Symptome wie extreme Müdigkeit und Husten seit Wochen?

seit 1-2 Monaten habe ich immer mal wieder extreme Müdigkeit wo meine Augen auch mega brennen und ich sie schwer aufhalten kann. War mal 2 Wochen lang jeden Tag so trotz ausreichend Schlaf (8-9 Stunden). Ist dann besser geworden aber seit paar Wochen hab ich diese Müdigkeit wieder. Ich könnte einfach die ganze Zeit nur schlafen, obwohl ich immer in den Sommerferien mindestens 10 Stunden schlafe, bin ich todmüde und dieses Augenbrennen ist auch immer da. Ich habe heute 11 Stunden geschlafen und als ich aufwachte hatte ich sofort dieses Augenbrennen und ich bin sehr müde. Woran könnte das denn liegen?
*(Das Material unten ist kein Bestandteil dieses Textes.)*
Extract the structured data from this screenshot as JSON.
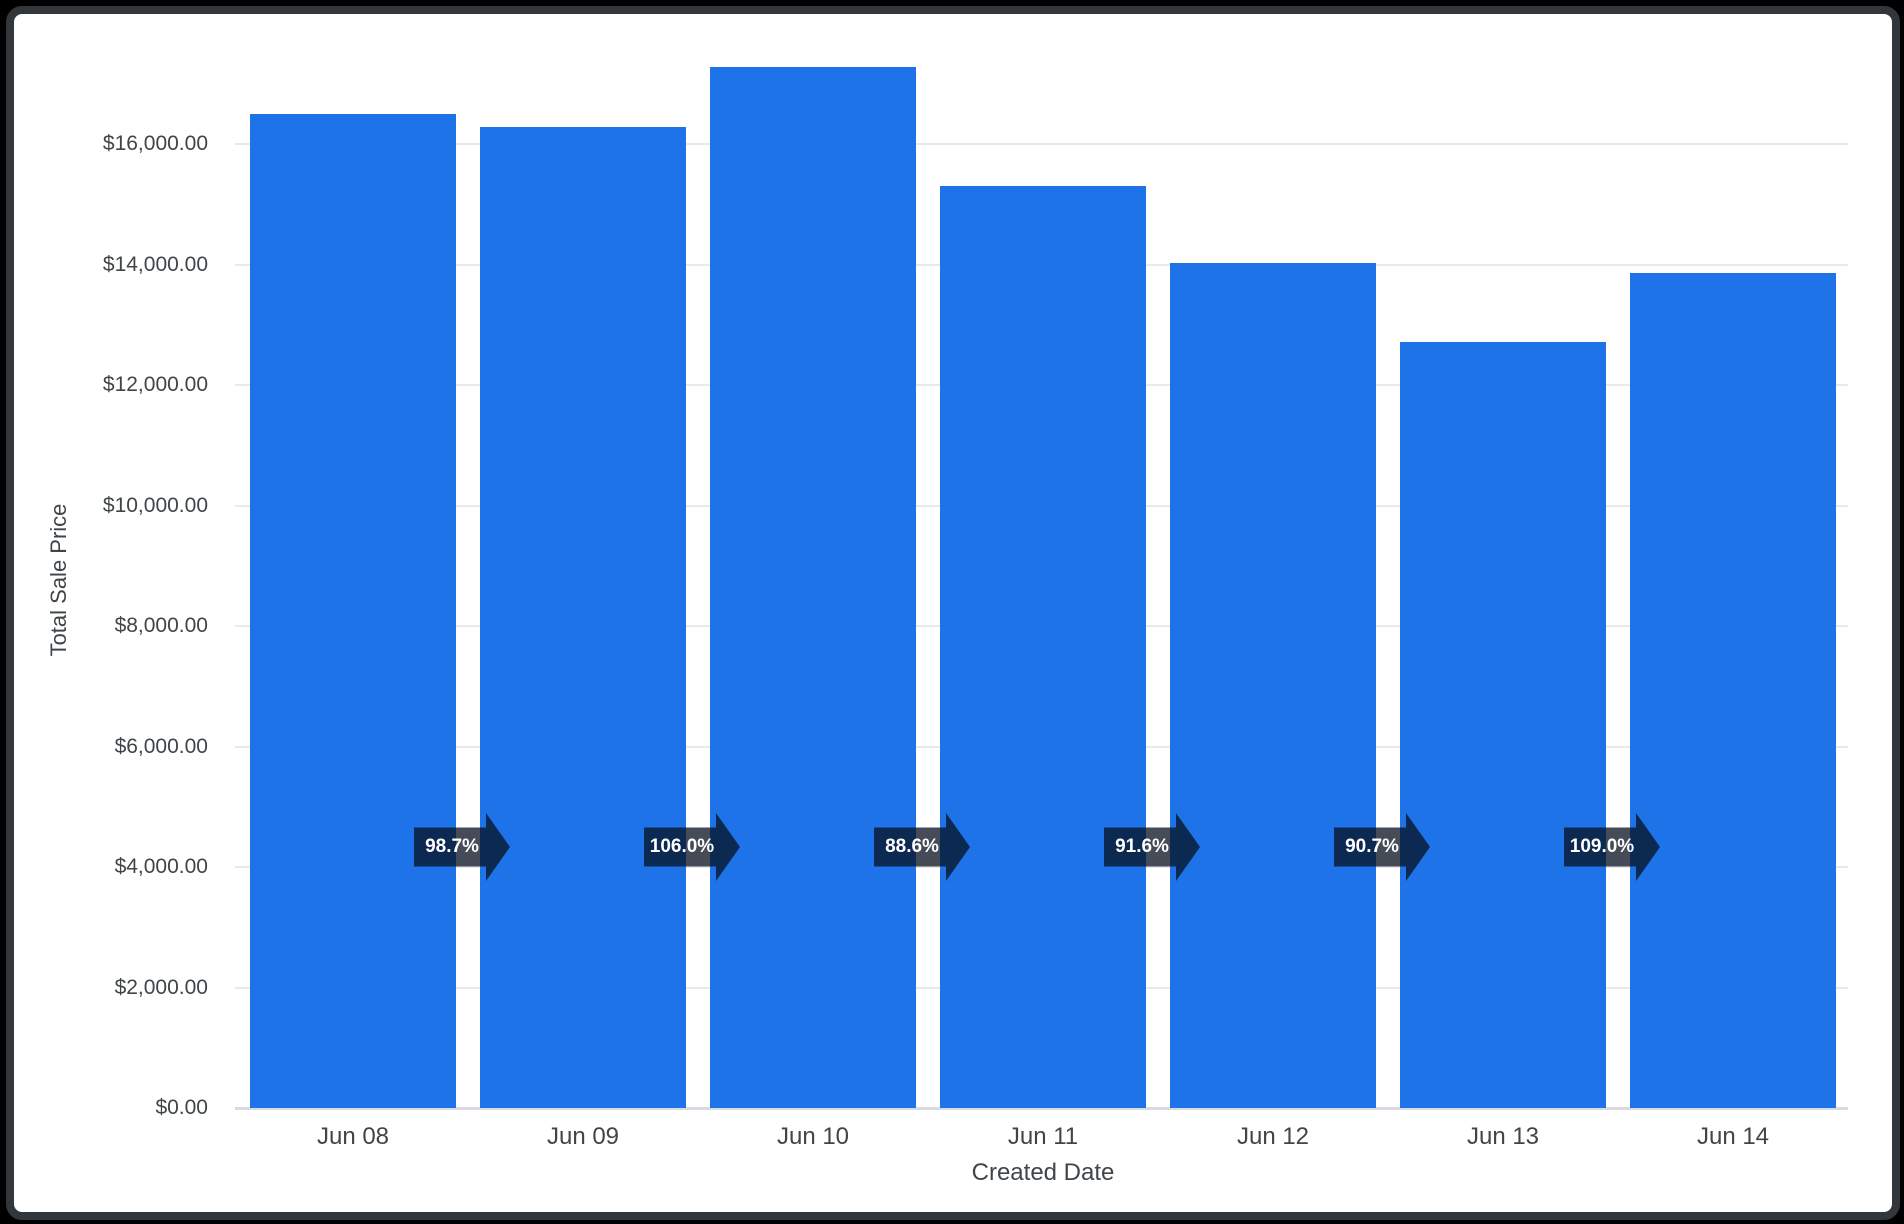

Ich habe auch seit mehr als 3 Wochen Husten, was anfangs normaler Reizhusten war, der nach 2 Wochen weniger geworden ist. Aber jetzt habe ich meistens abends/nachts so ein Husten der irgendwie von innen kommt. Ich weiß nicht wie ich es beschreiben soll aber das ist ein heftiges Husten was auch zu Würgereiz führt beim Husten und ich muss dann immer so tief einatmen. Also irgendwie so ein tiefer Husten. Das kommt aber wie schon gesagt eher so abends oder nachts aber es ist nicht so viel und ich wache auch nicht davon auf oder so. Ich hatte auch nicht wirklich eine Erkältung, nur niesen was mich dann denken ließ, dass ich doch eine leichte Erkältung hatte, wo ich mir aber doch nicht so sicher bin. Allergien habe ich auch nicht. Zu den Symptomen kommt auch noch, dass ich so ein unangenehmes Gefühl im Hals habe zb beim Gähnen, hat sich aber gebessert. Ich weiß nicht ob es relevant ist aber ich hatte 1 Woche lang jeden Tag Durchfall, jetzt aber nicht mehr. Ich habe auch ab und zu Herzstechen..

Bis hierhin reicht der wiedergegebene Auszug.